Guardian of kitchen arts(1)

By Ye Jun  2012-2-27 16:49:38

He is old school, a chef who started from the bottom rung as the lowliest kitchen apprentice. But look at him now.

He is 60 years old, but chef Yin Zhenjiang remembers exactly when he started to work in a restaurant. It was August 9, 1971 and his master was Wang Yijun, then executive chef of Fengze Yuan, the first Shandong cuisine restaurant set up in Beijing in 1930.

Yin was 19, and he began his apprenticeship lighting the coal fires in the kitchen. His mentor Wang guided him on every detail, from how to make a good mop, to filtering usable lumps of coal from the ashes of the fire.

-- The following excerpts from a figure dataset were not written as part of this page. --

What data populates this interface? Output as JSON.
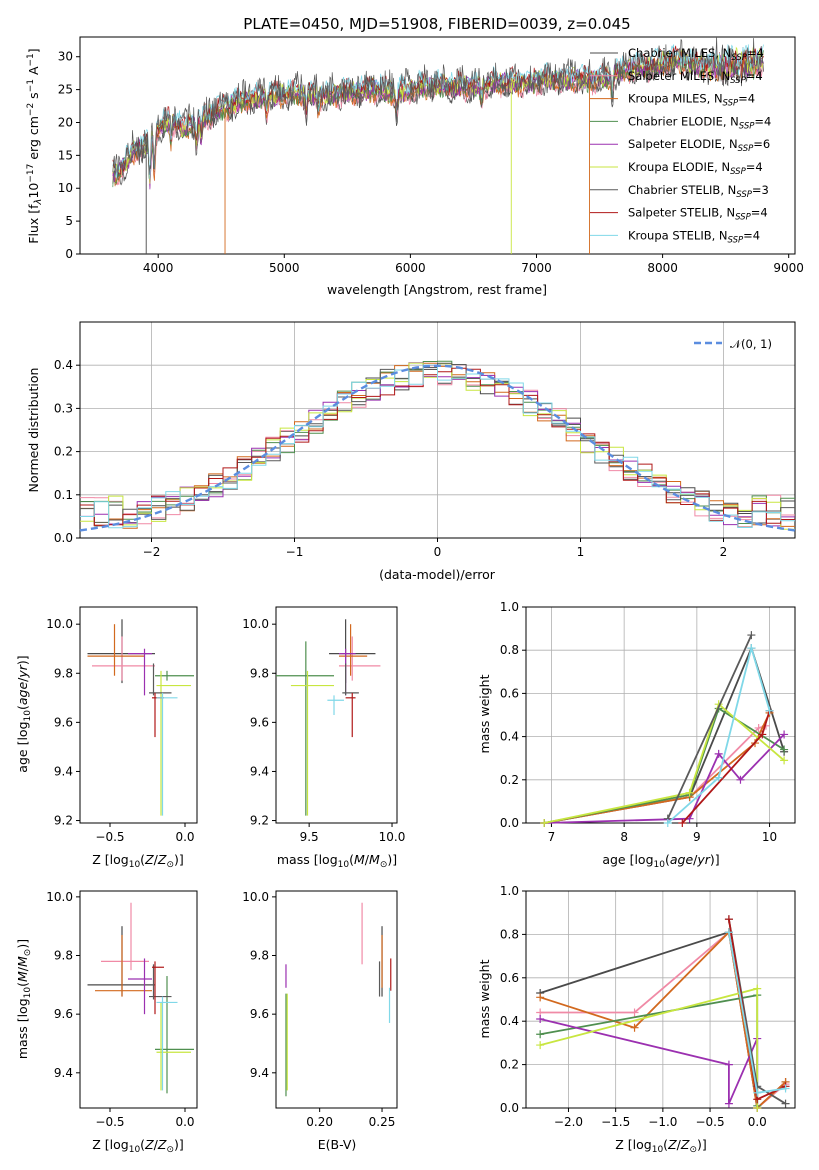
{
  "title": "PLATE=0450, MJD=51908, FIBERID=0039, z=0.045",
  "colors": {
    "series": [
      "#4a4a4a",
      "#f08aa6",
      "#d2691e",
      "#4f8f4f",
      "#9b30b0",
      "#c8e640",
      "#5a5a5a",
      "#b01818",
      "#80d8e8"
    ],
    "normal_curve": "#5b8ddf"
  },
  "chart_data": [
    {
      "id": "spectrum",
      "type": "line",
      "title": "PLATE=0450, MJD=51908, FIBERID=0039, z=0.045",
      "xlabel": "wavelength [Angstrom, rest frame]",
      "ylabel": "Flux [fλ10⁻¹⁷ erg cm⁻² s⁻¹ A⁻¹]",
      "xlim": [
        3380,
        9050
      ],
      "ylim": [
        0,
        33
      ],
      "xticks": [
        "4000",
        "5000",
        "6000",
        "7000",
        "8000",
        "9000"
      ],
      "yticks": [
        "0",
        "5",
        "10",
        "15",
        "20",
        "25",
        "30"
      ],
      "grid": false,
      "legend_position": "top-right",
      "series": [
        {
          "name": "Chabrier MILES, N_SSP=4"
        },
        {
          "name": "Salpeter MILES, N_SSP=4"
        },
        {
          "name": "Kroupa MILES, N_SSP=4"
        },
        {
          "name": "Chabrier ELODIE, N_SSP=4"
        },
        {
          "name": "Salpeter ELODIE, N_SSP=6"
        },
        {
          "name": "Kroupa ELODIE, N_SSP=4"
        },
        {
          "name": "Chabrier STELIB, N_SSP=3"
        },
        {
          "name": "Salpeter STELIB, N_SSP=4"
        },
        {
          "name": "Kroupa STELIB, N_SSP=4"
        }
      ],
      "continuum": {
        "x": [
          3640,
          3700,
          3800,
          3900,
          4000,
          4100,
          4200,
          4300,
          4400,
          4500,
          4700,
          4900,
          5100,
          5300,
          5500,
          5700,
          5900,
          6100,
          6300,
          6500,
          6700,
          6900,
          7100,
          7300,
          7500,
          7700,
          7900,
          8100,
          8300,
          8500,
          8700,
          8800
        ],
        "y": [
          12.0,
          12.5,
          15.5,
          16.5,
          19.0,
          20.5,
          19.0,
          20.0,
          21.0,
          22.0,
          23.5,
          24.0,
          24.5,
          24.0,
          24.5,
          25.0,
          24.5,
          25.5,
          25.5,
          25.5,
          26.0,
          26.0,
          26.5,
          26.5,
          26.5,
          28.0,
          28.5,
          29.5,
          28.5,
          28.5,
          29.0,
          29.5
        ]
      },
      "spikes": [
        {
          "x": 3905,
          "y": 0
        },
        {
          "x": 4530,
          "y": 0
        },
        {
          "x": 6800,
          "y": 0
        },
        {
          "x": 7420,
          "y": 0
        }
      ]
    },
    {
      "id": "residuals",
      "type": "line",
      "xlabel": "(data-model)/error",
      "ylabel": "Normed distribution",
      "xlim": [
        -2.5,
        2.5
      ],
      "ylim": [
        0,
        0.5
      ],
      "xticks": [
        "−2",
        "−1",
        "0",
        "1",
        "2"
      ],
      "yticks": [
        "0.0",
        "0.1",
        "0.2",
        "0.3",
        "0.4"
      ],
      "grid": true,
      "legend_position": "top-right",
      "legend": "𝒩(0, 1)",
      "normal_curve": {
        "mean": 0,
        "sigma": 1
      },
      "bin_edges_start": -2.5,
      "bin_width": 0.1
    },
    {
      "id": "age_vs_Z",
      "type": "scatter",
      "xlabel": "Z [log10(Z/Z⊙)]",
      "ylabel": "age  [log10(age/yr)]",
      "xlim": [
        -0.7,
        0.08
      ],
      "ylim": [
        9.19,
        10.07
      ],
      "xticks": [
        "−0.5",
        "0.0"
      ],
      "yticks": [
        "9.2",
        "9.4",
        "9.6",
        "9.8",
        "10.0"
      ],
      "grid": false,
      "points": [
        {
          "series": "Chabrier MILES",
          "x": -0.42,
          "y": 9.88,
          "xerr": [
            0.23,
            0.22
          ],
          "yerr": [
            0.12,
            0.14
          ]
        },
        {
          "series": "Salpeter MILES",
          "x": -0.42,
          "y": 9.83,
          "xerr": [
            0.2,
            0.22
          ],
          "yerr": [
            0.06,
            0.12
          ]
        },
        {
          "series": "Kroupa MILES",
          "x": -0.47,
          "y": 9.87,
          "xerr": [
            0.18,
            0.2
          ],
          "yerr": [
            0.08,
            0.13
          ]
        },
        {
          "series": "Chabrier ELODIE",
          "x": -0.12,
          "y": 9.79,
          "xerr": [
            0.08,
            0.18
          ],
          "yerr": [
            0.02,
            0.02
          ]
        },
        {
          "series": "Salpeter ELODIE",
          "x": -0.27,
          "y": 9.88,
          "xerr": [
            0.11,
            0.05
          ],
          "yerr": [
            0.17,
            0.02
          ]
        },
        {
          "series": "Kroupa ELODIE",
          "x": -0.16,
          "y": 9.75,
          "xerr": [
            0.03,
            0.2
          ],
          "yerr": [
            0.53,
            0.06
          ]
        },
        {
          "series": "Chabrier STELIB",
          "x": -0.21,
          "y": 9.72,
          "xerr": [
            0.03,
            0.12
          ],
          "yerr": [
            0.01,
            0.12
          ]
        },
        {
          "series": "Salpeter STELIB",
          "x": -0.2,
          "y": 9.7,
          "xerr": [
            0.02,
            0.06
          ],
          "yerr": [
            0.16,
            0.02
          ]
        },
        {
          "series": "Kroupa STELIB",
          "x": -0.15,
          "y": 9.7,
          "xerr": [
            0.04,
            0.1
          ],
          "yerr": [
            0.48,
            0.02
          ]
        }
      ]
    },
    {
      "id": "age_vs_mass",
      "type": "scatter",
      "xlabel": "mass [log10(M/M⊙)]",
      "ylabel": "",
      "xlim": [
        9.3,
        10.03
      ],
      "ylim": [
        9.19,
        10.07
      ],
      "xticks": [
        "9.5",
        "10.0"
      ],
      "yticks": [
        "9.2",
        "9.4",
        "9.6",
        "9.8",
        "10.0"
      ],
      "grid": false,
      "points": [
        {
          "series": "Chabrier MILES",
          "x": 9.72,
          "y": 9.88,
          "xerr": [
            0.1,
            0.18
          ],
          "yerr": [
            0.12,
            0.14
          ]
        },
        {
          "series": "Salpeter MILES",
          "x": 9.76,
          "y": 9.83,
          "xerr": [
            0.08,
            0.17
          ],
          "yerr": [
            0.06,
            0.12
          ]
        },
        {
          "series": "Kroupa MILES",
          "x": 9.75,
          "y": 9.87,
          "xerr": [
            0.07,
            0.1
          ],
          "yerr": [
            0.08,
            0.13
          ]
        },
        {
          "series": "Chabrier ELODIE",
          "x": 9.48,
          "y": 9.79,
          "xerr": [
            0.18,
            0.17
          ],
          "yerr": [
            0.57,
            0.14
          ]
        },
        {
          "series": "Salpeter ELODIE",
          "x": 9.72,
          "y": 9.88,
          "xerr": [
            0.04,
            0.06
          ],
          "yerr": [
            0.17,
            0.02
          ]
        },
        {
          "series": "Kroupa ELODIE",
          "x": 9.49,
          "y": 9.75,
          "xerr": [
            0.1,
            0.16
          ],
          "yerr": [
            0.53,
            0.06
          ]
        },
        {
          "series": "Chabrier STELIB",
          "x": 9.72,
          "y": 9.72,
          "xerr": [
            0.02,
            0.08
          ],
          "yerr": [
            0.01,
            0.12
          ]
        },
        {
          "series": "Salpeter STELIB",
          "x": 9.76,
          "y": 9.7,
          "xerr": [
            0.04,
            0.02
          ],
          "yerr": [
            0.16,
            0.02
          ]
        },
        {
          "series": "Kroupa STELIB",
          "x": 9.65,
          "y": 9.69,
          "xerr": [
            0.04,
            0.06
          ],
          "yerr": [
            0.06,
            0.02
          ]
        }
      ]
    },
    {
      "id": "mass_weight_vs_age",
      "type": "line",
      "xlabel": "age  [log10(age/yr)]",
      "ylabel": "mass weight",
      "xlim": [
        6.65,
        10.35
      ],
      "ylim": [
        0,
        1.0
      ],
      "xticks": [
        "7",
        "8",
        "9",
        "10"
      ],
      "yticks": [
        "0.0",
        "0.2",
        "0.4",
        "0.6",
        "0.8",
        "1.0"
      ],
      "grid": true,
      "series": [
        {
          "x": [
            6.9,
            8.9,
            9.75,
            10.2
          ],
          "y": [
            0.0,
            0.12,
            0.81,
            0.33
          ]
        },
        {
          "x": [
            6.9,
            8.9,
            9.85,
            9.95
          ],
          "y": [
            0.0,
            0.12,
            0.44,
            0.45
          ]
        },
        {
          "x": [
            6.9,
            8.9,
            9.8,
            10.0
          ],
          "y": [
            0.0,
            0.12,
            0.37,
            0.51
          ]
        },
        {
          "x": [
            6.9,
            8.9,
            9.3,
            10.2
          ],
          "y": [
            0.0,
            0.13,
            0.53,
            0.34
          ]
        },
        {
          "x": [
            6.9,
            8.9,
            9.3,
            9.6,
            10.2
          ],
          "y": [
            0.0,
            0.02,
            0.32,
            0.2,
            0.41
          ]
        },
        {
          "x": [
            6.9,
            8.9,
            9.3,
            10.2
          ],
          "y": [
            0.0,
            0.14,
            0.55,
            0.29
          ]
        },
        {
          "x": [
            8.6,
            9.75
          ],
          "y": [
            0.02,
            0.87
          ]
        },
        {
          "x": [
            8.8,
            9.9,
            10.0
          ],
          "y": [
            0.0,
            0.41,
            0.52
          ]
        },
        {
          "x": [
            8.6,
            9.3,
            9.75,
            10.0
          ],
          "y": [
            0.0,
            0.21,
            0.81,
            0.52
          ]
        }
      ]
    },
    {
      "id": "mass_vs_Z",
      "type": "scatter",
      "xlabel": "Z [log10(Z/Z⊙)]",
      "ylabel": "mass [log10(M/M⊙)]",
      "xlim": [
        -0.7,
        0.08
      ],
      "ylim": [
        9.28,
        10.02
      ],
      "xticks": [
        "−0.5",
        "0.0"
      ],
      "yticks": [
        "9.4",
        "9.6",
        "9.8",
        "10.0"
      ],
      "grid": false,
      "points": [
        {
          "series": "Chabrier MILES",
          "x": -0.42,
          "y": 9.7,
          "xerr": [
            0.23,
            0.22
          ],
          "yerr": [
            0.04,
            0.2
          ]
        },
        {
          "series": "Salpeter MILES",
          "x": -0.36,
          "y": 9.78,
          "xerr": [
            0.2,
            0.12
          ],
          "yerr": [
            0.03,
            0.2
          ]
        },
        {
          "series": "Kroupa MILES",
          "x": -0.42,
          "y": 9.68,
          "xerr": [
            0.18,
            0.2
          ],
          "yerr": [
            0.02,
            0.19
          ]
        },
        {
          "series": "Chabrier ELODIE",
          "x": -0.12,
          "y": 9.48,
          "xerr": [
            0.08,
            0.18
          ],
          "yerr": [
            0.15,
            0.25
          ]
        },
        {
          "series": "Salpeter ELODIE",
          "x": -0.27,
          "y": 9.72,
          "xerr": [
            0.11,
            0.05
          ],
          "yerr": [
            0.12,
            0.07
          ]
        },
        {
          "series": "Kroupa ELODIE",
          "x": -0.16,
          "y": 9.47,
          "xerr": [
            0.03,
            0.2
          ],
          "yerr": [
            0.13,
            0.17
          ]
        },
        {
          "series": "Chabrier STELIB",
          "x": -0.21,
          "y": 9.66,
          "xerr": [
            0.03,
            0.12
          ],
          "yerr": [
            0.01,
            0.11
          ]
        },
        {
          "series": "Salpeter STELIB",
          "x": -0.2,
          "y": 9.76,
          "xerr": [
            0.02,
            0.06
          ],
          "yerr": [
            0.16,
            0.02
          ]
        },
        {
          "series": "Kroupa STELIB",
          "x": -0.15,
          "y": 9.64,
          "xerr": [
            0.04,
            0.1
          ],
          "yerr": [
            0.3,
            0.02
          ]
        }
      ]
    },
    {
      "id": "mass_vs_ebv",
      "type": "scatter",
      "xlabel": "E(B-V)",
      "ylabel": "",
      "xlim": [
        0.165,
        0.262
      ],
      "ylim": [
        9.28,
        10.02
      ],
      "xticks": [
        "0.20",
        "0.25"
      ],
      "yticks": [
        "9.4",
        "9.6",
        "9.8",
        "10.0"
      ],
      "grid": false,
      "points": [
        {
          "series": "Chabrier MILES",
          "x": 0.25,
          "y": 9.7,
          "yerr": [
            0.04,
            0.2
          ]
        },
        {
          "series": "Salpeter MILES",
          "x": 0.234,
          "y": 9.78,
          "yerr": [
            0.01,
            0.2
          ]
        },
        {
          "series": "Kroupa MILES",
          "x": 0.25,
          "y": 9.72,
          "yerr": [
            0.03,
            0.15
          ]
        },
        {
          "series": "Chabrier ELODIE",
          "x": 0.173,
          "y": 9.47,
          "yerr": [
            0.15,
            0.2
          ]
        },
        {
          "series": "Salpeter ELODIE",
          "x": 0.173,
          "y": 9.72,
          "yerr": [
            0.03,
            0.05
          ]
        },
        {
          "series": "Kroupa ELODIE",
          "x": 0.174,
          "y": 9.47,
          "yerr": [
            0.13,
            0.2
          ]
        },
        {
          "series": "Chabrier STELIB",
          "x": 0.248,
          "y": 9.72,
          "yerr": [
            0.06,
            0.06
          ]
        },
        {
          "series": "Salpeter STELIB",
          "x": 0.257,
          "y": 9.72,
          "yerr": [
            0.04,
            0.07
          ]
        },
        {
          "series": "Kroupa STELIB",
          "x": 0.256,
          "y": 9.62,
          "yerr": [
            0.05,
            0.07
          ]
        }
      ]
    },
    {
      "id": "mass_weight_vs_Z",
      "type": "line",
      "xlabel": "Z [log10(Z/Z⊙)]",
      "ylabel": "mass weight",
      "xlim": [
        -2.45,
        0.4
      ],
      "ylim": [
        0,
        1.0
      ],
      "xticks": [
        "−2.0",
        "−1.5",
        "−1.0",
        "−0.5",
        "0.0"
      ],
      "yticks": [
        "0.0",
        "0.2",
        "0.4",
        "0.6",
        "0.8",
        "1.0"
      ],
      "grid": true,
      "series": [
        {
          "x": [
            -2.3,
            -0.3,
            0.0,
            0.3
          ],
          "y": [
            0.53,
            0.81,
            0.0,
            0.12
          ]
        },
        {
          "x": [
            -2.3,
            -1.3,
            -0.3,
            0.0,
            0.3
          ],
          "y": [
            0.44,
            0.44,
            0.81,
            0.0,
            0.11
          ]
        },
        {
          "x": [
            -2.3,
            -1.3,
            -0.3,
            0.0,
            0.3
          ],
          "y": [
            0.51,
            0.37,
            0.81,
            0.0,
            0.12
          ]
        },
        {
          "x": [
            -2.3,
            0.0,
            0.0
          ],
          "y": [
            0.34,
            0.52,
            0.01
          ]
        },
        {
          "x": [
            -2.3,
            -0.3,
            -0.3,
            0.0,
            0.0
          ],
          "y": [
            0.41,
            0.2,
            0.02,
            0.32,
            0.0
          ]
        },
        {
          "x": [
            -2.3,
            0.0,
            0.0
          ],
          "y": [
            0.29,
            0.55,
            0.0
          ]
        },
        {
          "x": [
            -0.3,
            0.0,
            0.3
          ],
          "y": [
            0.87,
            0.1,
            0.02
          ]
        },
        {
          "x": [
            -0.3,
            0.0,
            0.3
          ],
          "y": [
            0.87,
            0.04,
            0.1
          ]
        },
        {
          "x": [
            -0.3,
            0.0,
            0.3
          ],
          "y": [
            0.81,
            0.07,
            0.09
          ]
        }
      ]
    }
  ]
}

He went through all the stages of apprenticeship, including plucking the fowls, cleaning the fish to cutting meat and the preparation of vegetables.

It was two years before he was allowed to serve up his first stir-fry, although it would normally take an apprentice three years.

"The Chinese cutting board is divided into a 'red chopping board', and 'a white chopping board'," he says. "The red chopping board refers to hot and cold fried dishes, while the white one refers to pastries such as steamed breads."

Dishes must be prepared and served in rigid order. For example, fried chestnut with cabbage should always go before oil-braised prawn.

"Cold dishes are served first, and hot dishes later. Expensive dishes come out first, and then the ordinary ones.

"Light dishes are made first, and stronger tasting dishes later," he says.